A three-dimensional vector expands beyond the usual x-y plane to include depth, represented by the z-coordinate. Unlike two-dimensional vectors which lie flat, three-dimensional vectors give a more comprehensive picture of spatial positioning.
Mathematically, a three-dimensional vector is written as \( \mathbf{r} = (x, y, z) \), where \(x\), \(y\), and \(z\) are the magnitudes in their respective axes. Understanding these vectors is crucial in fields ranging from physics to computer graphics, where position, velocity, or forces are analyzed in three-dimensional space.

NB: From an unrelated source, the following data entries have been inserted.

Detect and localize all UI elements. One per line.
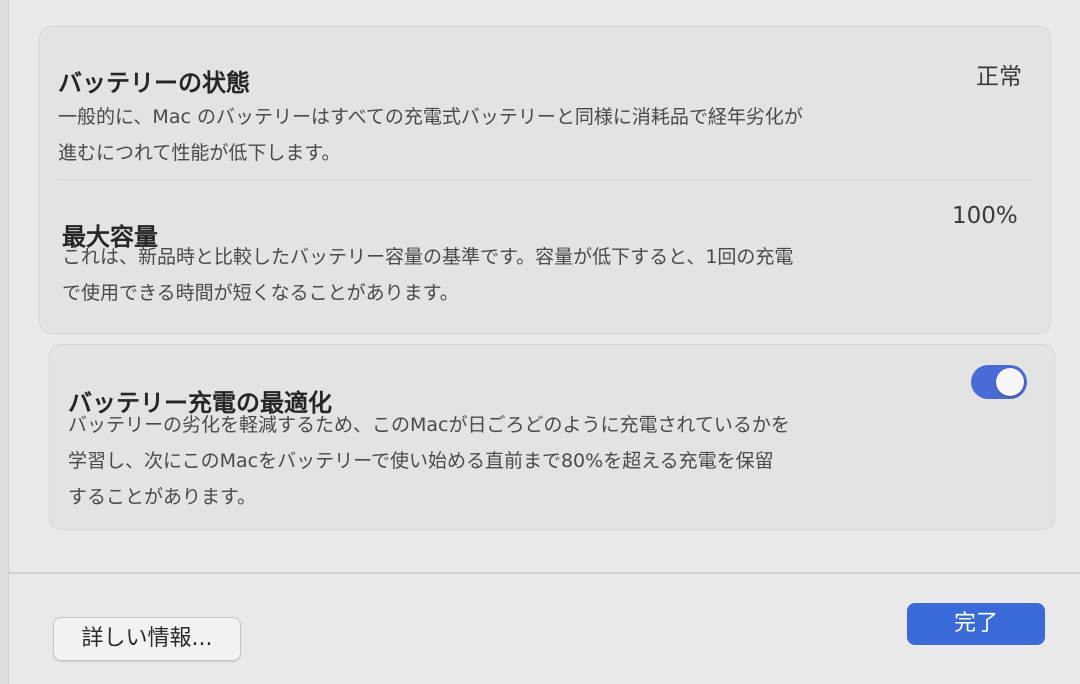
optimized-charging-description-line: することがあります。	[68, 486, 257, 508]
optimized-charging-description-line: 学習し、次にこのMacをバッテリーで使い始める直前まで80%を超える充電を保留	[68, 450, 774, 472]
battery-health-status: 正常	[976, 64, 1022, 90]
battery-health-description: 一般的に、Mac のバッテリーはすべての充電式バッテリーと同様に消耗品で経年劣化…	[58, 99, 938, 171]
max-capacity-description-line: で使用できる時間が短くなることがあります。	[62, 282, 459, 304]
battery-info-group: バッテリーの状態 正常 一般的に、Mac のバッテリーはすべての充電式バッテリー…	[39, 26, 1051, 334]
footer-divider	[9, 572, 1080, 574]
max-capacity-description: これは、新品時と比較したバッテリー容量の基準です。容量が低下すると、1回の充電 …	[62, 239, 942, 311]
optimized-charging-description-line: バッテリーの劣化を軽減するため、このMacが日ごろどのように充電されているかを	[68, 414, 790, 436]
more-info-button[interactable]: 詳しい情報...	[53, 617, 241, 661]
max-capacity-value: 100%	[952, 203, 1018, 229]
battery-health-description-line: 進むにつれて性能が低下します。	[58, 142, 341, 164]
battery-health-title: バッテリーの状態	[58, 69, 250, 97]
row-divider	[58, 179, 1032, 180]
optimized-charging-group: バッテリー充電の最適化 バッテリーの劣化を軽減するため、このMacが日ごろどのよ…	[49, 344, 1055, 530]
optimized-charging-toggle[interactable]	[971, 365, 1027, 399]
battery-health-sheet: バッテリーの状態 正常 一般的に、Mac のバッテリーはすべての充電式バッテリー…	[8, 0, 1080, 684]
done-button[interactable]: 完了	[907, 603, 1045, 645]
max-capacity-description-line: これは、新品時と比較したバッテリー容量の基準です。容量が低下すると、1回の充電	[62, 246, 794, 268]
battery-health-description-line: 一般的に、Mac のバッテリーはすべての充電式バッテリーと同様に消耗品で経年劣化…	[58, 106, 803, 128]
optimized-charging-description: バッテリーの劣化を軽減するため、このMacが日ごろどのように充電されているかを …	[68, 407, 948, 515]
toggle-knob	[996, 368, 1024, 396]
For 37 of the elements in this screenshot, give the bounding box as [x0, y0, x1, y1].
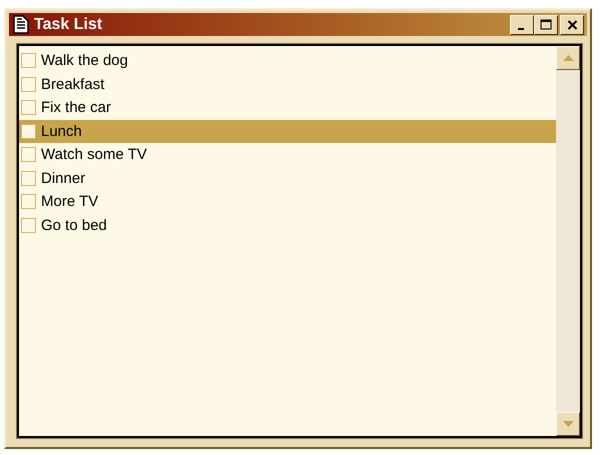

The exercise mentioned utilizes a three-dimensional vector, calculating its magnitude through a step-by-step enhancement of a two-dimensional approach. Using the concept of the Pythagorean theorem, we find the length of this vector, which incorporates all three spatial coordinates.

coordinate systems

Coordinate systems are essential in representing the particular location of points in space. In our daily applications, the most common coordinate system is the Cartesian system. This system uses perpendicular axes (x, y, and z) to define the position of any point in a two-dimensional or three-dimensional space.
The Cartesian coordinate system allows us to break down geometric problems, like computing the magnitude of vectors, with the help of coordinate measurements. Each coordinate represents an axis, which can be handled step-by-step as shown in the exercise solution.
Having a clear understanding of coordinate systems is essential, as it allows for consistent mathematical analysis and is pivotal in translating real-world objects to mathematical models. When dealing with three-dimensional spaces, knowing how these coordinate systems interact enables accurate calculations and designs. Consequently, strengthening our grasp on coordinate systems invariably improves our skill in tackling complex multi-dimensional problems.